内装は基本的にノーマルの300TEと同じだが、300kmまで刻まれた白い文字盤の速度計が特別であることを主張する。

「エンジン関係ではビッグ・スロットル装着をはじめ、オイルパンをフィン付きのアルミ製に交換しました。また、排気系ではタコ足に加え、オートファッションファクトリーがAMG専用に開発したリア・マフラーとイーグルテックのセンター・マフラーを装着しています。ショックアブソーバーはフロントがビルシュタイン、リアがザックス。スタビライザーのリンクはショート加工しました。フロントのブレーキ・キャリパーはポルシェ911(993)用のブレンボを付けています」

AMG300TEのボンネットを開けると、エアクリーナーがK&Nのものに交換されていたり、ホースに断熱材が巻かれていたりと、ノーマルのエンジン・ルームとは様子が違っていた。エアクリーナー交換や断熱材は、堀越さん自身が作業をしたのだという。



「路上でストップしたことは何回かあります。フューエル・ポンプのリレーは何度も交換しました。11年ほど前に無接点リレーに交換したら故障しなくなりました。燃料ポンプやエアコンのリレーなど、いざというときの予備をトランクに積んでいます。オイル交換は自分でやらないと気が済まないので、少なくとも年に2度自分でやっています。整備代が190Eとほとんど変わらないというのがいいところですね」

少々のトラブルなら自分で直してしまうところが頼もしい。

「空いている高速道路を4000rpmぐらいで走っていると、いかにもカムにのっているという感じで気持ちがいいですね。クルマとの一体感があります。現在は絶好調です」

3.2リッター直6は最高出力234ps/5750rpm、最大トルク317Nm/4500rpmを発生する。

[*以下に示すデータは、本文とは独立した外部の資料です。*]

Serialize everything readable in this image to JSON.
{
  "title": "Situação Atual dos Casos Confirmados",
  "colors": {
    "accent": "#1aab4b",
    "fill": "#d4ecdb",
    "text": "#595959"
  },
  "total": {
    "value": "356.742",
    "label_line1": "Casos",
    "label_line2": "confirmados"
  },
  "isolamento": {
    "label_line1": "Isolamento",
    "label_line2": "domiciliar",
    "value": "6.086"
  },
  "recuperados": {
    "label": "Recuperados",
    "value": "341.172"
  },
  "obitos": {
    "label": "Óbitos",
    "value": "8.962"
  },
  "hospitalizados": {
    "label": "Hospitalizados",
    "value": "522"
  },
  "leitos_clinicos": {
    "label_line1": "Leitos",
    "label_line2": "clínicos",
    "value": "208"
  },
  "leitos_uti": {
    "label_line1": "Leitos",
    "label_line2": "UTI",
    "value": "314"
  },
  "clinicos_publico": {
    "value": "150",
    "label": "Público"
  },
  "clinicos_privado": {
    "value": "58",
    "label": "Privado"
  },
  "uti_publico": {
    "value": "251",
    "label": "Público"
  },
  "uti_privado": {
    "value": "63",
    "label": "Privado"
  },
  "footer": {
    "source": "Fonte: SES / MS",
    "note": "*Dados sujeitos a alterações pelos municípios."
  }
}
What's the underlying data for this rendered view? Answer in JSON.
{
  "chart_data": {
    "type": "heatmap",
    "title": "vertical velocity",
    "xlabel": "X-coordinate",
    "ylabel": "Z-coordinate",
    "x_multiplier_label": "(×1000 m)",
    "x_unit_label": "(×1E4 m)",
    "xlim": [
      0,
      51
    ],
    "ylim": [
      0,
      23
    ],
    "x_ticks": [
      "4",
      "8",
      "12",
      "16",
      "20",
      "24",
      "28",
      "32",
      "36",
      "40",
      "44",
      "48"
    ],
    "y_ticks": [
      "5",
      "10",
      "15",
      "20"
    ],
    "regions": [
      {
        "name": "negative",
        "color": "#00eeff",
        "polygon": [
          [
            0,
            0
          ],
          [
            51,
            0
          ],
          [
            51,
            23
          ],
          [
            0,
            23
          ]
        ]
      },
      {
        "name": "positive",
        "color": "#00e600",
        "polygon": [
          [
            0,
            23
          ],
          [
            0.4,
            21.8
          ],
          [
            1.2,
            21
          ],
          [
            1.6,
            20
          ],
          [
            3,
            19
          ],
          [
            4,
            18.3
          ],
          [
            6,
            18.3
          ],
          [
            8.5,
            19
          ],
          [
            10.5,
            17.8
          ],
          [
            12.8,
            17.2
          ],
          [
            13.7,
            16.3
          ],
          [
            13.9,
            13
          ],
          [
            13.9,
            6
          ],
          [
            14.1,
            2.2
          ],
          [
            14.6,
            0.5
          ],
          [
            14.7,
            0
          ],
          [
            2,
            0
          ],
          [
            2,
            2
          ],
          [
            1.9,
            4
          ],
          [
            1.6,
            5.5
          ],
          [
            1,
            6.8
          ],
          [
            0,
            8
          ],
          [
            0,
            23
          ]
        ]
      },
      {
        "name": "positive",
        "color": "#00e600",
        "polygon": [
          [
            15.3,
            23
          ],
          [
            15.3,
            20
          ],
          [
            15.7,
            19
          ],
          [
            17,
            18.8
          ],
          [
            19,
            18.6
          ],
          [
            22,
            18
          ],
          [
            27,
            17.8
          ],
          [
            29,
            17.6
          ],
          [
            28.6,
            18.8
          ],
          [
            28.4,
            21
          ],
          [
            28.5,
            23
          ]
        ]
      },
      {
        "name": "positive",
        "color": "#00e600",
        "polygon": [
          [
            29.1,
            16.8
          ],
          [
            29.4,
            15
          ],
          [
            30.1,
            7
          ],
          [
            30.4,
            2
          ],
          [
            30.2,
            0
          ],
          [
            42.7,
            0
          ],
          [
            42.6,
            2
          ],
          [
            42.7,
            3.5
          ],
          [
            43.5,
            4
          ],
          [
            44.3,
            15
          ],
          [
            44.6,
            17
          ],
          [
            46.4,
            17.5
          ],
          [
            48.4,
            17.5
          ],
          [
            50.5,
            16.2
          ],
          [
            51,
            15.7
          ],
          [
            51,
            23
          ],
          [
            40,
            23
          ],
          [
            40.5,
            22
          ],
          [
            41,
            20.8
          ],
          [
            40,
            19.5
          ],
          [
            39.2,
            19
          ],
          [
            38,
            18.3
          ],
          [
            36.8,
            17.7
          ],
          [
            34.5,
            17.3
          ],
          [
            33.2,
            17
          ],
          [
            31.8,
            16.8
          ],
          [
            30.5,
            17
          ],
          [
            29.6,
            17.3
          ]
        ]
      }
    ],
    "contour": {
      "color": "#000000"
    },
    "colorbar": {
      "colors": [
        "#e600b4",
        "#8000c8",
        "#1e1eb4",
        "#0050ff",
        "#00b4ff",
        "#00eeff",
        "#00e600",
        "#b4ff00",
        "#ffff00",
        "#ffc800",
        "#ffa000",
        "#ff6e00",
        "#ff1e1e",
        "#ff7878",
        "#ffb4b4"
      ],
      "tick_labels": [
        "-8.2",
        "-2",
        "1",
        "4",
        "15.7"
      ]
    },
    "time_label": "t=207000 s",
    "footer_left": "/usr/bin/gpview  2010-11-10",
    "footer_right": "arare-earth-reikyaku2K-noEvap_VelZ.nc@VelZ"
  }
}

クルマが元気でいられる理由は、堀越さんの使い方にもある。

「高速道路を走らない移動には使いません。都内での買い物などは電車を使います。雨の日には基本的に乗りません。ツーリングの帰りが雨だったら、たとえ帰宅時間が夜中であろうと雨粒はすべて拭き取ってから寝ます。水をかけるのが嫌なので、洗車もほとんどしません。とにかく汚れないように使っています」

そこまで大事にする理由はなんですか?

「長く一緒にいると、どんどん愛着がわくんです。いまでも新しい魅力の発見がある。駄々をこねるときもあるんですけど、嫌になっちゃうどころか、それさえも可愛く思える。女性と一緒かなあ?」

AMG300TEとは、よほど相性がいいのだろう。

「このクルマのおかげで、いろいろな人と出会えました。クラブに入って仲間とツーリングしたりするのが楽しい。クルマは私の人生を充実させるのに役立っていると思います」

コロナ禍が明けたら、奥さんと一緒にAMG300TEで日本を周りたいと堀越さんは思っている。